Everyone is familiar with where America’s Cold War national-security state apparatus has led our nation: down the dark road of assassinations, torture, indefinite detention, coups, surveillance, regime-change operations, secrecy, tribunals, and other dark-side practices that are inherent to communist and other totalitarian regimes.
But how many Americans ever give thought to the fact that the national-security state apparatus has also converted the duly elected president of the United States into an official liar?
From the first day he enters office, the president’s integrity is compromised. That because of the doctrines of “covert activity” and “plausible deniability” that are an inherent part of national-security state operations.
With the addition of the national-security branch of the federal government, the U.S. government effectively got broken into two dual governmental systems.
One system, the one we learn about in our high school civics classes, is the standard one — a federal system divided into three branches of government, where laws are debated openly, trials are held in open court with juries, public officials are elected, and there is transparency in what the government is doing.
The other system operates below the radar screen. It consists of the military, the CIA, and the NSA, whose officials are not elected. Everything revolves around the concept of “national security.” Operations are conducted in secret. They include regime change operations, in which the national security state ousts foreign rulers from power, either through the funding of opposition groups, assassination, invasion, or coups.
Many of these operations are conducted in secret, so as to disguise the role of the U.S. government in the operation. That’s what makes them “covert.” The president’s role is then to falsely deny that the U.S. government is behind the operation, thereby maintaining the covert aspect of the operation.
This has been the case since the advent of the national-security state. For example, during the Eisenhower administration, a CIA spy plane illegally flying over the Soviet Union on a surveillance mission was shot down.
Ike’s job was to lie to the Soviets, the American people, and the world. He told everyone that the plane was just a weather plane that had flown off course. He felt safe in lying because Powers had been told to commit suicide if his plane was ever shot down.
The Soviets undoubtedly smiled when they heard Ike’s weather-plane explanation. That’s because Powers had not committed suicide and was in the custody of Soviet officials when Ike was performing his role as America’s liar in chief. As a result of Ike’s national-security state lie, the Soviets cancelled a high-level summit between Eisenhower and Soviet Premier Nikita Khrushchev, which many CIA officials were happy about anyway.
The situation was similar with his successor, John F. Kennedy. When Kennedy assumed the presidency, the CIA presented him with its plan to invade Cuba and oust Fidel Castro from power, a plan that had already been organized under Eisenhower. Under the CIA’s plan, the invasion was ostensibly to be undertaken by Cuban exiles. The role of the U.S. government was supposed to be kept secret. That meant, of course, that one of Kennedy’s first jobs as president would be to lie to the Cuban people, to Americans, and to the world about the U.S. government’s role in the invasion.

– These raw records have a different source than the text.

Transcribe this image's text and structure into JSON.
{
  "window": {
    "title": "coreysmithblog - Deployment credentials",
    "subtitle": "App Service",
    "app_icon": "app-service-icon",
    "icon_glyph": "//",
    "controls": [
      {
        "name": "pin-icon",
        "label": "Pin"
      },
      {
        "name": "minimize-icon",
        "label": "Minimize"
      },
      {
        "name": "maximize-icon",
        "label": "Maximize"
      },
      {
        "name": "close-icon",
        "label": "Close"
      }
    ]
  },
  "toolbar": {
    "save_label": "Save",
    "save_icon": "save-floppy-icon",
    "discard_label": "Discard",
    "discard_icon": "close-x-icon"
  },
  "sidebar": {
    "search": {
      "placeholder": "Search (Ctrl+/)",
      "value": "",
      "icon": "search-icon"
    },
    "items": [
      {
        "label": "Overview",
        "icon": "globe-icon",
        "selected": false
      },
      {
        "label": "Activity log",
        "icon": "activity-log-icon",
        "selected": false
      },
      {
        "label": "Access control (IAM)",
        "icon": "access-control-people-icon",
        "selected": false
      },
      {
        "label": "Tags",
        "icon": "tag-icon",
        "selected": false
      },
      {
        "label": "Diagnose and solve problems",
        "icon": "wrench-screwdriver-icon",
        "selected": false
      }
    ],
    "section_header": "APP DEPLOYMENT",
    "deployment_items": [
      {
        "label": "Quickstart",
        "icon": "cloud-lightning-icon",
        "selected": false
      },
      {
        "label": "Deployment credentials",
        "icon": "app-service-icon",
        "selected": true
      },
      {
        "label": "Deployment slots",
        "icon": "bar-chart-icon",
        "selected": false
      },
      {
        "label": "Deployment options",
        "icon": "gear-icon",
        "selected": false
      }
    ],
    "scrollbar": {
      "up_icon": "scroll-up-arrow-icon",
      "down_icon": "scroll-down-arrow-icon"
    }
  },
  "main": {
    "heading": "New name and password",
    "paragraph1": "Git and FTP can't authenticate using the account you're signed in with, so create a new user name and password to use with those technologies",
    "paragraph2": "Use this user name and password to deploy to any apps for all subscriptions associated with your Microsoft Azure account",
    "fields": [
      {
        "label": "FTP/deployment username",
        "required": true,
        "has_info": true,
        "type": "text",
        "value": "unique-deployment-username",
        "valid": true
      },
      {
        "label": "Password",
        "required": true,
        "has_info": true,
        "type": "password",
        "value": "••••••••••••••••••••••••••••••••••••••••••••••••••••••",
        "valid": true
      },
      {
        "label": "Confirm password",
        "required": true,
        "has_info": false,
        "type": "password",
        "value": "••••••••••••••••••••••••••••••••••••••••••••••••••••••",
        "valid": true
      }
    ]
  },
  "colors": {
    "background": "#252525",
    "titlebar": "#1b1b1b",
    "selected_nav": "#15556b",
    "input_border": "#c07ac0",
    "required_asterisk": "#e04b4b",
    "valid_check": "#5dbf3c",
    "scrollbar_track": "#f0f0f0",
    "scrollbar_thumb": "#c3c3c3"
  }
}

As we know, Kennedy ended up telling the truth about the U.S. role in the operation and personally took responsibility for the debacle.
In 1962, the Pentagon got into the act. It presented Kennedy with Operation Northwoods, a covert operation that would involve terrorist attacks on American citizens, both at Guantanamo Bay and here in the United States. There would also be hijackings of American planes. The acts were to be undertaken by secret agents of the U.S. national security state and falsely blamed on Cuban communist agents.
Kennedy’s job under Operation Northwoods was to be the nation’s liar in chief. He would falsely declare to the world that America had been attacked by Cuban communists and, therefore, that he had no choice but to invade Cuba and effect regime change there.
To Kennedy’s everlasting credit, he rejected Operation Northwoods and the role that it had for him to be America’s liar in chief.
It’s been the same with the CIA’s operations throughout its history. The CIA keeps its role secret and the president falsely backs it up with false statements. The CIA’s coups in Iran, Guatemala, and Chile, all of which destroyed the democratic systems in those countries, come to mind. It isn’t until decades later that secret files are opened and the Americans living at that time are able to see what was actually taking place at the time.
Today, it’s impossible to know the extent to which the national-security state, especially the CIA, is involved in fomenting trouble in places like Ukraine and Venezuela with the aim of replacing a democratically elected president with a pro-U.S. dictator, as the CIA has done in countries like Iran, Guatemala, and Chile. Under its long-established modus, the CIA’s role in such operations would be kept secret. The role of President Obama would be to falsely deny that the U.S. government is engaged in such operations.
One thing is for sure: When President Obama denies U.S. involvement in such countries, he might well be telling the truth but no one believes him anyway. That’s because everyone knows that it’s the job of the president under America’s national-security state system to lie about any U.S. involvement in such matters.
The questions that Americans need to ask themselves are: Do we really want a governmental structure that not only sends our nation down the dark-side road of assassination, torture, coups, indefinite detention, and the like but also, at the same time, converts the person we have elected president to be an official liar to the world? It seems to me that when one’s governmental system causes the duly elected president to immediately abandon his integrity by becoming an official liar in chief, that’s reason enough to question such a system.